New projects and growth are important to OpenStack however I don’t think that uncontrolled and disjointed growth in the form of new projects is a good thing, in fact I think it’s detrimental to OpenStack as a whole. I personally would like to see the TC have more involvement in terms of recommending/investigating new projects before they’re proposed or started by others. By the same token, I’d also like to see the TC take a more active role in the projects we currently have and how they all tie
together. I personally believe that having 10 or so individual projects operating in their own silos is not the right direction. My opinion here does NOT equate to “more control”, but instead should equate to being more helpful. With the continued growth of OpenStack I believe it’s critical to have some sort of vision and some resources that have a deep understanding of the entire eco-system.
The issue of scope was a recurring theme during my recent term on the TC. As the OpenStack ecosystem grows beyond Infrastructure as a Service, the committee needs to more clearly define the criteria used to determine the kind of projects and programs that fit within the scope of integrated releases and how they move through the progression of incubation to graduation. In addition to defining the criteria, the Technical Committee should to work develop policies and procedures to provide some guidance to projects which are outside of the scope an integrated release, but valuable to our community.
(I don’t see a directly relevant quote from Robert)

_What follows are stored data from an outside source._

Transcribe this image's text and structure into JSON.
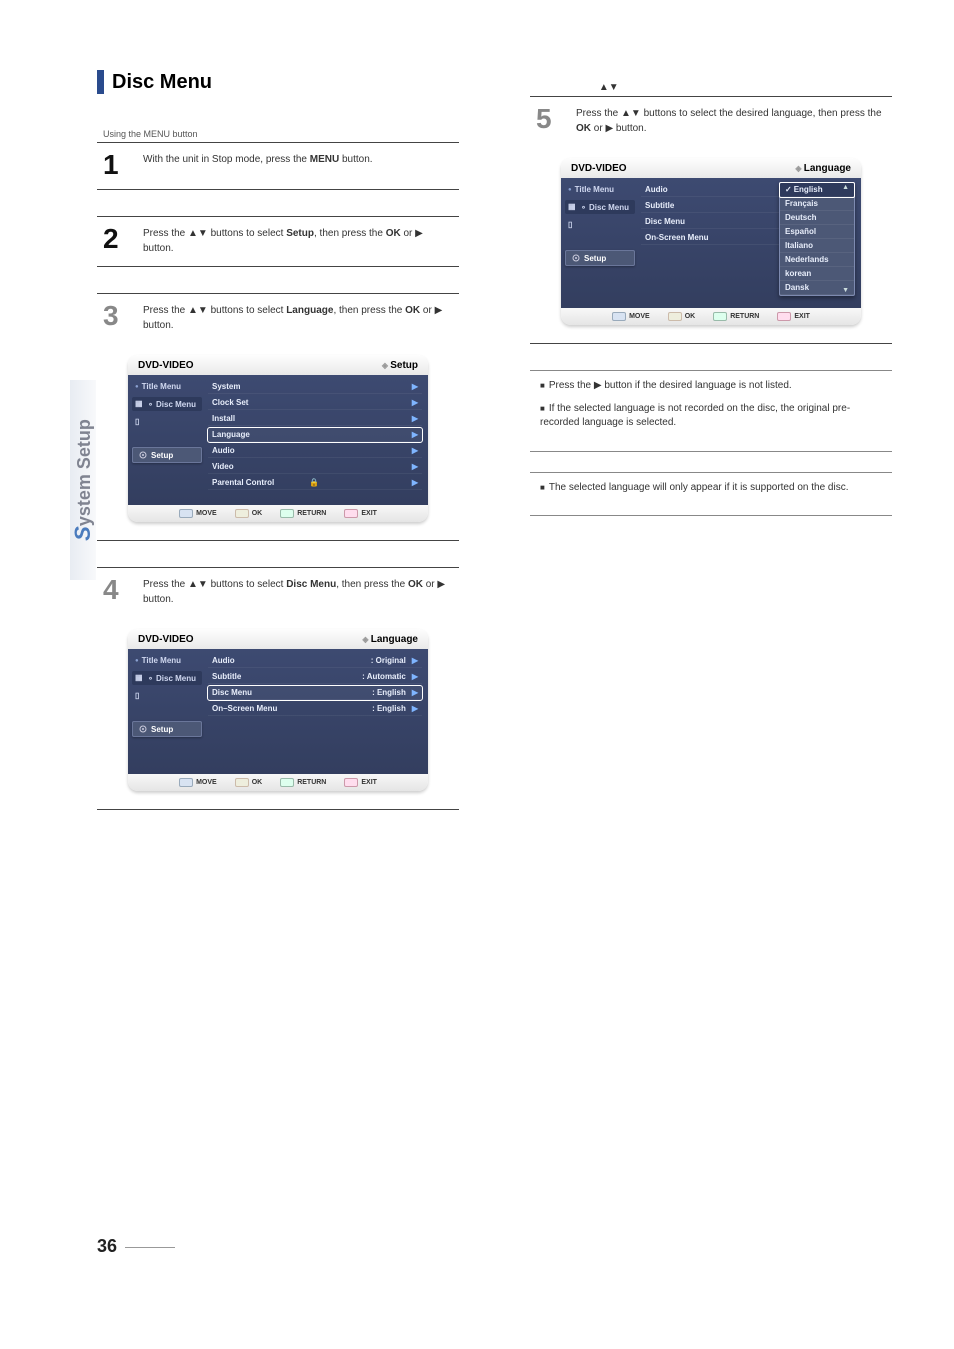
{
  "page_number": "36",
  "side_tab": {
    "s": "S",
    "rest": "ystem Setup"
  },
  "section": {
    "title": "Disc Menu"
  },
  "steps": {
    "s1": {
      "label": "Using the MENU button",
      "num": "1",
      "text_a": "With the unit in Stop mode, press the ",
      "text_bold": "MENU",
      "text_b": " button."
    },
    "s2": {
      "num": "2",
      "text_a": "Press the ▲▼ buttons to select ",
      "text_bold": "Setup",
      "text_b": ", then press the ",
      "text_bold2": "OK",
      "text_c": " or ▶ button."
    },
    "s3": {
      "num": "3",
      "text_a": "Press the ▲▼ buttons to select ",
      "text_bold": "Language",
      "text_b": ", then press the ",
      "text_bold2": "OK",
      "text_c": " or ▶ button."
    },
    "s4": {
      "num": "4",
      "text_a": "Press the ▲▼ buttons to select ",
      "text_bold": "Disc Menu",
      "text_b": ", then press the ",
      "text_bold2": "OK",
      "text_c": " or ▶ button."
    },
    "s5_pre": "Press the ▲▼ buttons to select ",
    "s5": {
      "num": "5",
      "text_a": "Press the ▲▼ buttons to select the desired language, then press the ",
      "text_bold": "OK",
      "text_b": " or ▶ button."
    }
  },
  "bullets": {
    "b1": {
      "pre": "Press the ▶ button if the desired language is not listed.",
      "main": ""
    },
    "b2": {
      "pre": "If the selected language is not recorded on the disc, the original pre-recorded language is selected."
    },
    "b3": {
      "pre": "The selected language will only appear if it is supported on the disc."
    }
  },
  "osd_common": {
    "dvd_video": "DVD-VIDEO",
    "title_menu": "Title Menu",
    "disc_menu": "Disc Menu",
    "setup": "Setup",
    "foot_move": "MOVE",
    "foot_ok": "OK",
    "foot_return": "RETURN",
    "foot_exit": "EXIT"
  },
  "osd_setup": {
    "right_title": "Setup",
    "items": {
      "system": "System",
      "clock_set": "Clock Set",
      "install": "Install",
      "language": "Language",
      "audio": "Audio",
      "video": "Video",
      "parental": "Parental Control"
    }
  },
  "osd_lang": {
    "right_title": "Language",
    "rows": {
      "audio": "Audio",
      "audio_val": ": Original",
      "subtitle": "Subtitle",
      "subtitle_val": ": Automatic",
      "discmenu": "Disc Menu",
      "discmenu_val": ": English",
      "onscreen": "On–Screen Menu",
      "onscreen_val": ": English"
    }
  },
  "osd_drop": {
    "right_title": "Language",
    "rows": {
      "audio": "Audio",
      "subtitle": "Subtitle",
      "discmenu": "Disc Menu",
      "onscreen": "On-Screen Menu"
    },
    "options": {
      "english": "English",
      "francais": "Français",
      "deutsch": "Deutsch",
      "espanol": "Español",
      "italiano": "Italiano",
      "nederlands": "Nederlands",
      "korean": "korean",
      "dansk": "Dansk"
    }
  }
}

Having no relevant quote from Robert Collins is it something we should worry about ?
2 from HP
2 from Rackspace
2 from dreamhost
2 from redhat
is it something we should worry about? only large companies gets voted in in openstack
I’m surprised that Robert is the only one who didn’t comment directly on this – we all naturally have our particular interests and focus. Not everyone need make their opinion on this a key part of their election platform. I’m sure Robert does have a well formed opinion on it, though.
As for affiliations – I hadn’t actually considered how the affiliations worked out. I’ve full confidence that everyone on this TC will naturally represent the interests of the project over their affiliation. I also think these candidates were elected based on their contributions and leadership rather than their affiliation.
Let’s tally up all the affiliations – 2 from HP, 2 from Rackspace, 2 from Dreamhost, 2 from Red Hat, 2 from the OpenStack Foundation, 1 from IBM, 1 from SolidFire, 1 from Nebula. That’s just AFAIK – people sometimes change affiliation and it takes a while to even realize.
Even if you assume that affiliation is important here, the breakdown doesn’t worry me. It’s actually a pretty decent spread across the main contributing organizations. Do you think there should be more TC members affiliated with smaller companies? Or unaffiliated TC members?
If you mean unaffiliated, I would love to see this too (based on my experience with unaffiliated contributors making a big impact on other open-source projects) but there is a (positive IMHO) reality in OpenStack – any significant leader on this project would have no trouble at all finding full time employment working on OpenStack. What better way to dedicate more of your energy to OpenStack than to work on it full time?